Of course, the proportion of companies that lose a vote in any season is tiny (very rough guess: less than 2% of the All Share) and the "shareholder spring" itself had only a handful of defeats. So really investors only needed to turn the dial by one notch to deliver a record season. I suggested that getting defeats into double figures, while still meaning 95% of companies get shareholder approval, would send a pretty important signal.
It's pretty clear now that is unlikely to happen. So far there have only been two pay defeats - Pearson and Crest Nicholson - and both were on the advisory remuneration report vote, not the binding remuneration policy vote. This means that, for all the pre-season puffery, no companies have been given a binding direction by their shareholders because of their approach to executive pay. However you cut it, this year's AGM "fireworks" have been duds.
However, the other thing that is being put about in the business pages is that while, yes, there haven't been the number of defeats people were expecting this is because of successful shareholder engagement behind the scenes. There are couple of examples being briefed of companies pulling resolutions before the vote to avoid defeat, or making big concessions during engagement with shareholders.
I'm a bit sceptical for a couple of reasons. First, this is a line I have heard quite a lot over the years, primarily from asset managers that tend to vote with management most of the time. So it's not clear to what extent the engagement that has taken place this year differs from other seasons. Second, companies are not stupid. Like any good negotiators, in a tricky situation they are going to go into an engagement with a headline ask, and an acceptable fallback position. We don't know to what extent the agreements that are being agreed between companies and asset managers represent where the former party wanted to be in the first place.
Which leads onto the key point in all this. No-one outside the closed circle of corporate executives, asset managers and remuneration consultants really knows what is going on. Because asset managers prioritise confidentiality in engagement, exactly what deals are thrashed out - and who amongst them is doing the most thrashing! - is not information that is available to the public. I know there are some good people out there who do feel a responsibility to try and bring some of the public concern about executive pay into their discussions with companies. But I know there is a lot of bullshit out there too. I have been hearing the "we are engaging behind the scenes" line from asset managers that I know put little pressure on for about 15 years.
Many of the people who exercised the votes that approved the executive pay arrangements that are apparently now egregious are still pushing the same (Vote For...) buttons. Are we sure that they have changed? In my experience, many people within asset management continue to hold views on executive pay that are well to the Right of the public (who are often considered to hold very ill-informed views about the value of executive talent).

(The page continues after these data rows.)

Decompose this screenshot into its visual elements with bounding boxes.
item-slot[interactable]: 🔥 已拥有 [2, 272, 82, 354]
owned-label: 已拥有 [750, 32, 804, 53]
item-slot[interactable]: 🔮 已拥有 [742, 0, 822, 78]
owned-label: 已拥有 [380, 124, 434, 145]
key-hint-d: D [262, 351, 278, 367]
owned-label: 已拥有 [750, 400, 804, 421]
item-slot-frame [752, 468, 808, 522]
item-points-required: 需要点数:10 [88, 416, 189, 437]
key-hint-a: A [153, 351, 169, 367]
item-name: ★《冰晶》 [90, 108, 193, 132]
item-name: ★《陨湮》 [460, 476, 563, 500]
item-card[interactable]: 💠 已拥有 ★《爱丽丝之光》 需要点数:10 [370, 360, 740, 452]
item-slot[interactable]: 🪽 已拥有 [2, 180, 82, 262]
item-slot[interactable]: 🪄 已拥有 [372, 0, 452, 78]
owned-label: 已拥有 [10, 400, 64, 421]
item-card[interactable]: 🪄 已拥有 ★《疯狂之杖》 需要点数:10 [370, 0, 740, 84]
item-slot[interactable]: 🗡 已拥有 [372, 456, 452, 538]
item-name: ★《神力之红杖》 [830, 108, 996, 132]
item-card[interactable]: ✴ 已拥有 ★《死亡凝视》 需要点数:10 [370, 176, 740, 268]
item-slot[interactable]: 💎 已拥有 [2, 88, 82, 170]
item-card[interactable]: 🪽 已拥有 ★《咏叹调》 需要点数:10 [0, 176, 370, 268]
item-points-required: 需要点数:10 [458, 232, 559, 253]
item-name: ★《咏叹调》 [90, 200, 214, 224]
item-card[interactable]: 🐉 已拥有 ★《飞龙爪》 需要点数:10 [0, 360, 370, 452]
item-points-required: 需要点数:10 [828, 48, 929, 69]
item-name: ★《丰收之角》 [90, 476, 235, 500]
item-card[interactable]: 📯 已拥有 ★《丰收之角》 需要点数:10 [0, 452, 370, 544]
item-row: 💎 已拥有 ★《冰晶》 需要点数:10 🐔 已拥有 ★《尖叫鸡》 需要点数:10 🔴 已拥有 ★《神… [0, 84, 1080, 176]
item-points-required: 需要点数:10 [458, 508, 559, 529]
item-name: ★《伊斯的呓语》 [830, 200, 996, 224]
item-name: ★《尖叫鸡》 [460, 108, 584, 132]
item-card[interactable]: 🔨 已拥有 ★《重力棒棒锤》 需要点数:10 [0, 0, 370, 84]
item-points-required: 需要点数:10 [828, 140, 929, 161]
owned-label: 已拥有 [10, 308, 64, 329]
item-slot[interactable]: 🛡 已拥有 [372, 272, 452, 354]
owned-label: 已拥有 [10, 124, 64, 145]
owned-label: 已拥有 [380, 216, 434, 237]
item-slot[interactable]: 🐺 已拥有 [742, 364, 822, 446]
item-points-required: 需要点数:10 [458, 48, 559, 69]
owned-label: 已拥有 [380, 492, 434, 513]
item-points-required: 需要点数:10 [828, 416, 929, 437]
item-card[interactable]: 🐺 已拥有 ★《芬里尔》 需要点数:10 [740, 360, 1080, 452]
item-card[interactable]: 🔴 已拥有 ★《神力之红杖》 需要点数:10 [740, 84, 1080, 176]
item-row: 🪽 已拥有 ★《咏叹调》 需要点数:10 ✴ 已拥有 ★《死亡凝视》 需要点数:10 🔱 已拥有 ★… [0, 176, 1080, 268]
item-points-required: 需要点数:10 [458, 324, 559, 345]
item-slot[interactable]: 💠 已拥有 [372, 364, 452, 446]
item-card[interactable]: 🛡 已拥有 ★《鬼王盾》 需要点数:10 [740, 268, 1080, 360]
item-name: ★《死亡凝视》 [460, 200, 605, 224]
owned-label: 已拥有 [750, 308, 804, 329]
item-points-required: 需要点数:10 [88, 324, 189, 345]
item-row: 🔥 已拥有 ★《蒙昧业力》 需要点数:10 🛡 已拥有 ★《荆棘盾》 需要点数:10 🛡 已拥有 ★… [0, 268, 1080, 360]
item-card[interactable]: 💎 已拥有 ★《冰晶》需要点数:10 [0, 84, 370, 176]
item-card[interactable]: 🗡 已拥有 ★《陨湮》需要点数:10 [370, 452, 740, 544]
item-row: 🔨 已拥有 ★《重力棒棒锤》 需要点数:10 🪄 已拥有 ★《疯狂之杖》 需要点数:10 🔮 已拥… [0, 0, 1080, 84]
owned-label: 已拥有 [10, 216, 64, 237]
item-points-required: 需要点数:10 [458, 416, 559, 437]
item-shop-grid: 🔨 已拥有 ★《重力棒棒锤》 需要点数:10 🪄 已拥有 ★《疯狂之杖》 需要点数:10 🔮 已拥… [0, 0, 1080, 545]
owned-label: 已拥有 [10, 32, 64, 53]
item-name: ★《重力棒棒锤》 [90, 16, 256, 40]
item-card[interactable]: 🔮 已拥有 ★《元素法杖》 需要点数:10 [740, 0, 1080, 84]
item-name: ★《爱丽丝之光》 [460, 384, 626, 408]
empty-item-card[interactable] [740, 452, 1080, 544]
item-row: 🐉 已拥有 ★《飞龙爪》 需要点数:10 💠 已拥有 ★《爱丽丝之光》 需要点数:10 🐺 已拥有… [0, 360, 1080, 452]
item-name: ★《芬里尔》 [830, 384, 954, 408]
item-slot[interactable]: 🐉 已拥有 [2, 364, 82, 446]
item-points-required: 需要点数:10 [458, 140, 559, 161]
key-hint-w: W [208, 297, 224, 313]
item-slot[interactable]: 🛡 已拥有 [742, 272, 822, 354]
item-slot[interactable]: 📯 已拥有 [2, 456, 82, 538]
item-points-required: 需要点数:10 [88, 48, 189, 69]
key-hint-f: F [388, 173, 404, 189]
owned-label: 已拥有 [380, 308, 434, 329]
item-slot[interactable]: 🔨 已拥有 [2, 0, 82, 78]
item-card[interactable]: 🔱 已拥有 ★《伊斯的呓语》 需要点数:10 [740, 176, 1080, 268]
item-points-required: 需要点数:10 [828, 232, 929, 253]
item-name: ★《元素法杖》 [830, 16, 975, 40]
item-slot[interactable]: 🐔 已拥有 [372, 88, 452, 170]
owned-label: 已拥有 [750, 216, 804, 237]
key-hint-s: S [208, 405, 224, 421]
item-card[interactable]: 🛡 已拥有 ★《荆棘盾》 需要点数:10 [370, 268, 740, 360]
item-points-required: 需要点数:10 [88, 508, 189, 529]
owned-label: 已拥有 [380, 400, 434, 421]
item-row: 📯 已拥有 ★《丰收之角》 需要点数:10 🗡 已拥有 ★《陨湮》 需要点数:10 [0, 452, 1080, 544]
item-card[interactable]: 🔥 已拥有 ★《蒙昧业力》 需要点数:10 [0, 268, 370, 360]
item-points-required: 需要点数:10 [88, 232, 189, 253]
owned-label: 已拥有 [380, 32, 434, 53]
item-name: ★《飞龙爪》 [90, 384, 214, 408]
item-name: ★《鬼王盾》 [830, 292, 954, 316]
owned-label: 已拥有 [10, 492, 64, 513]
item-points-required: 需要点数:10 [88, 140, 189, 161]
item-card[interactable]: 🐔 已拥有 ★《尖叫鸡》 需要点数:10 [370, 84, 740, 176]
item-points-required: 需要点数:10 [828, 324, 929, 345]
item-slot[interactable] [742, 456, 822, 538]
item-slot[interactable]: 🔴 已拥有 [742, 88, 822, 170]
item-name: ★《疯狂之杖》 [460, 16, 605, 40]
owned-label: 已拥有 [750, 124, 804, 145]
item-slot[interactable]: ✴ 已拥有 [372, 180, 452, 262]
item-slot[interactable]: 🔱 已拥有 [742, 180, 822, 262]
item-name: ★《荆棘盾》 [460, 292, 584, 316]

It's not obvious that we should conclude that there has been a real change unless we get some real evidence.
So I would not advise people (including business journos) to accept the "it's all getting sorted out in private" line uncritically. More generally, I don't think the current position is going to hold for the asset management industry. Executive pay continues to be a subject of public debate, and anger. This season the headline output of what shareholders do - votes - may fall rather short of the pre-match build-up. In fact, it could be interpreted as evidence that shareholder oversight is far too weak a tool. But I don't think arguing that "we're sorting it out in private but can't tell you about it" is going to convince many waverers that actually yet another season where the vast majority of companies got approval is actually OK.
In the current environment does making private deals between corporate executives and major financial institutions, and telling the public they can't be allowed in, over an issue as politically charged as executive pay look like a great outcome? I think shareholders are going to have to become much more open about their engagement and its results, and they really need to think about the public output that voting in favour but engaging privately creates. Even so, I am not sure another season where even people who follow executive pay will have seen very little happen is going to do much to stop the the drift away from shareholder oversight as a public policy tool.